Food, Animals, and the Environment: An Ethical Approach by Christopher Schlottmann & Jeff Sebo

Food, Animals, and the Environment: An Ethical Approach by Christopher Schlottmann & Jeff Sebo

Author:Christopher Schlottmann & Jeff Sebo
Language: eng
Format: epub
Publisher: Taylor & Francis
Published: 2018-07-30T00:00:00+00:00


7 Alternatives to industrial agriculture

7.1 Introduction

This chapter will examine alternatives to the industrial agriculture model, organized around major schools of thought and topics. This includes alternative animal agriculture, local agriculture, organic agriculture, and agriculture without animals (including plant-based agriculture, plant-based meat, and cultured meat). We will present the arguments for and against each system in addition to their animal, environmental, and human impacts. For example, we will discuss methane released by pasture-raised cows, land-use change due to lower productivity, the value of counting food miles, the toxicity in organic pesticides, and the possibility of feeding a rising population through non-industrial methods. The aim will be to more closely analyze both the empirical impacts and the values that underlie each alternative agricultural method. We note that, while we will be discussing these categories separately, they can also overlap. Indeed, a local, organic, free-range farm is in fact one of the most common alternatives to industrial agriculture.

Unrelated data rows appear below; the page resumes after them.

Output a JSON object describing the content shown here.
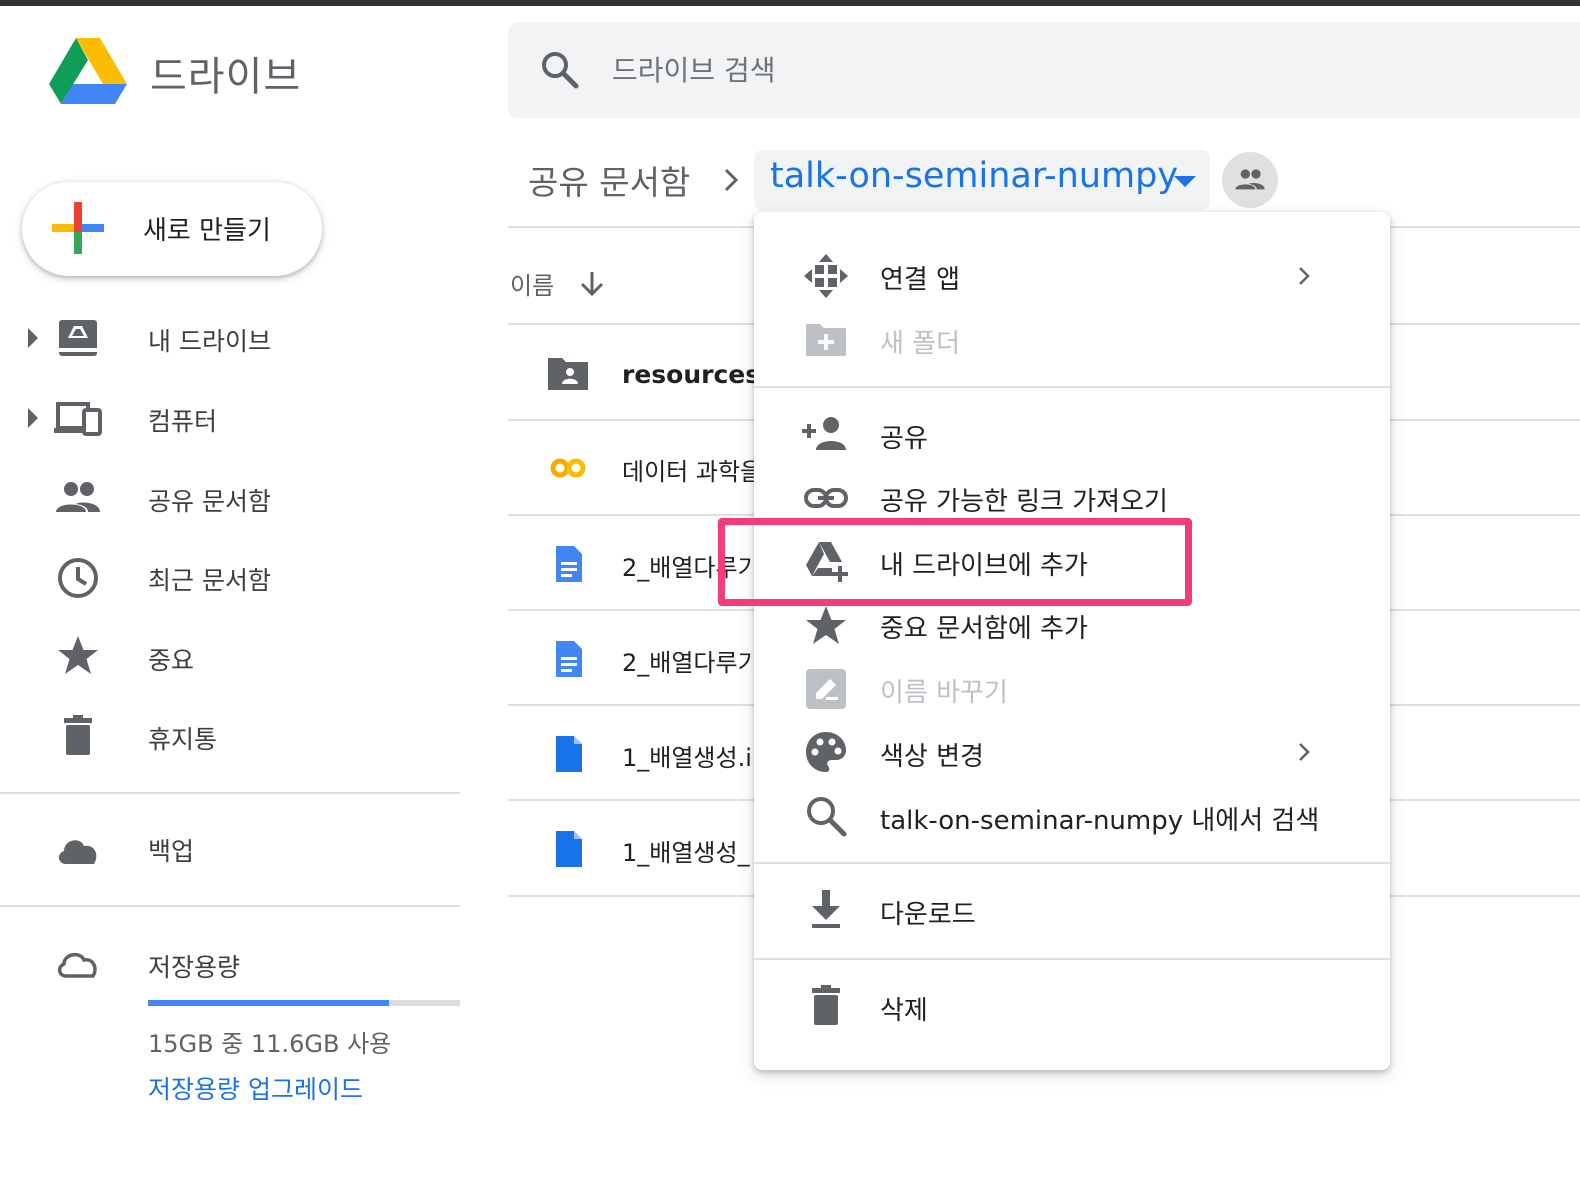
{
  "app": {
    "name": "드라이브"
  },
  "search": {
    "placeholder": "드라이브 검색"
  },
  "new_button": {
    "label": "새로 만들기"
  },
  "sidebar": {
    "items": [
      {
        "label": "내 드라이브",
        "icon": "my-drive-icon"
      },
      {
        "label": "컴퓨터",
        "icon": "computers-icon"
      },
      {
        "label": "공유 문서함",
        "icon": "shared-people-icon"
      },
      {
        "label": "최근 문서함",
        "icon": "clock-icon"
      },
      {
        "label": "중요",
        "icon": "star-icon"
      },
      {
        "label": "휴지통",
        "icon": "trash-icon"
      }
    ],
    "backup": {
      "label": "백업",
      "icon": "cloud-icon"
    },
    "storage": {
      "label": "저장용량",
      "icon": "cloud-outline-icon",
      "used_fraction": 0.773,
      "usage_text": "15GB 중 11.6GB 사용",
      "upgrade_label": "저장용량 업그레이드"
    }
  },
  "breadcrumb": {
    "root": "공유 문서함",
    "current": "talk-on-seminar-numpy"
  },
  "file_list": {
    "column_name": "이름",
    "files": [
      {
        "name": "resources",
        "type": "shared-folder"
      },
      {
        "name": "데이터 과학을",
        "type": "colab"
      },
      {
        "name": "2_배열다루기",
        "type": "doc"
      },
      {
        "name": "2_배열다루기",
        "type": "doc"
      },
      {
        "name": "1_배열생성.i",
        "type": "file"
      },
      {
        "name": "1_배열생성_",
        "type": "file"
      }
    ]
  },
  "context_menu": {
    "items": [
      {
        "label": "연결 앱",
        "icon": "connected-apps-icon",
        "submenu": true,
        "disabled": false
      },
      {
        "label": "새 폴더",
        "icon": "new-folder-icon",
        "submenu": false,
        "disabled": true
      },
      {
        "label": "공유",
        "icon": "person-add-icon",
        "submenu": false,
        "disabled": false
      },
      {
        "label": "공유 가능한 링크 가져오기",
        "icon": "link-icon",
        "submenu": false,
        "disabled": false
      },
      {
        "label": "내 드라이브에 추가",
        "icon": "drive-add-icon",
        "submenu": false,
        "disabled": false
      },
      {
        "label": "중요 문서함에 추가",
        "icon": "star-icon",
        "submenu": false,
        "disabled": false
      },
      {
        "label": "이름 바꾸기",
        "icon": "rename-icon",
        "submenu": false,
        "disabled": true
      },
      {
        "label": "색상 변경",
        "icon": "palette-icon",
        "submenu": true,
        "disabled": false
      },
      {
        "label": "talk-on-seminar-numpy 내에서 검색",
        "icon": "search-icon",
        "submenu": false,
        "disabled": false
      },
      {
        "label": "다운로드",
        "icon": "download-icon",
        "submenu": false,
        "disabled": false
      },
      {
        "label": "삭제",
        "icon": "trash-icon",
        "submenu": false,
        "disabled": false
      }
    ],
    "highlighted_index": 4
  },
  "colors": {
    "accent_blue": "#1a73e8",
    "highlight_pink": "#f33c7a",
    "icon_gray": "#5f6368"
  }
}
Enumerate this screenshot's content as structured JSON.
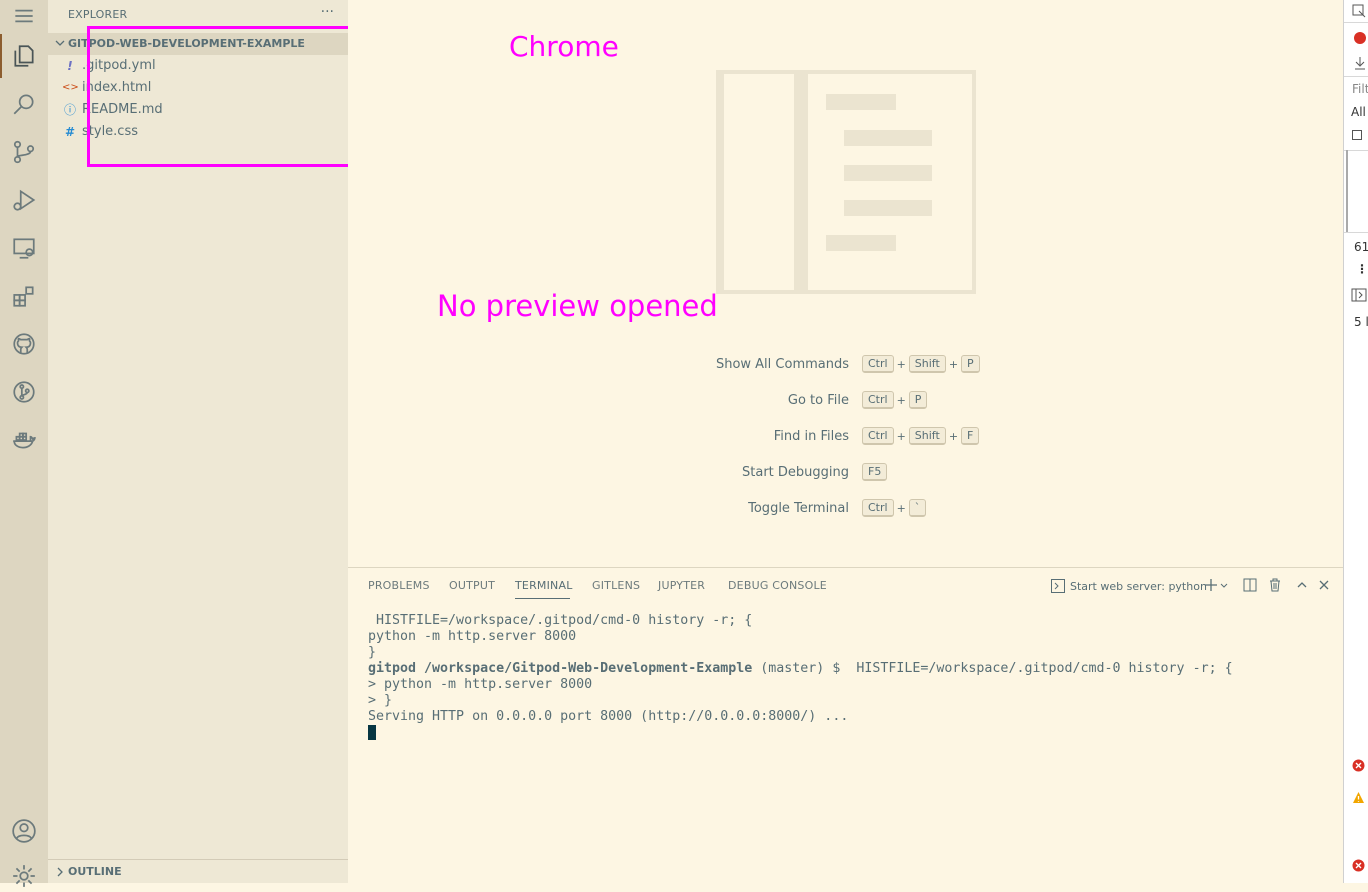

Non-industrial agriculture is a broad category of alternatives to industrial agriculture, including (but not limited to) all forms of agriculture practiced before industrialization. In non-industrial agriculture, land clearing is less mechanized, fertilizer comes from nitrogen-fixing plants, compost, or animal manure, and pesticides are avoided or derived from non-synthetic sources. There are many different forms of non-industrial agriculture, and they are often specific to their local ecosystem. These include regenerative agriculture, permaculture, organic agriculture, carbon farming, bioregional farming, and dry farming. Although these forms vary significantly, many emphasize the importance of building soil nutrients, fertility, function (such as water retention), biomass, and biological communities with a minimum of inputs, especially synthetic inputs.

As with the impacts of industrial agriculture, the impacts of non-industrial agriculture vary depending on the inputs used, the land cleared, the soil tilled, and the output produced. Soil organic matter varies greatly across temperate and tropical climates, and so different practices are appropriate for different climates. This makes it difficult to make general statements about the impacts of alternatives to industrial agriculture without also specifying climate, forms of inputs, and other characteristics.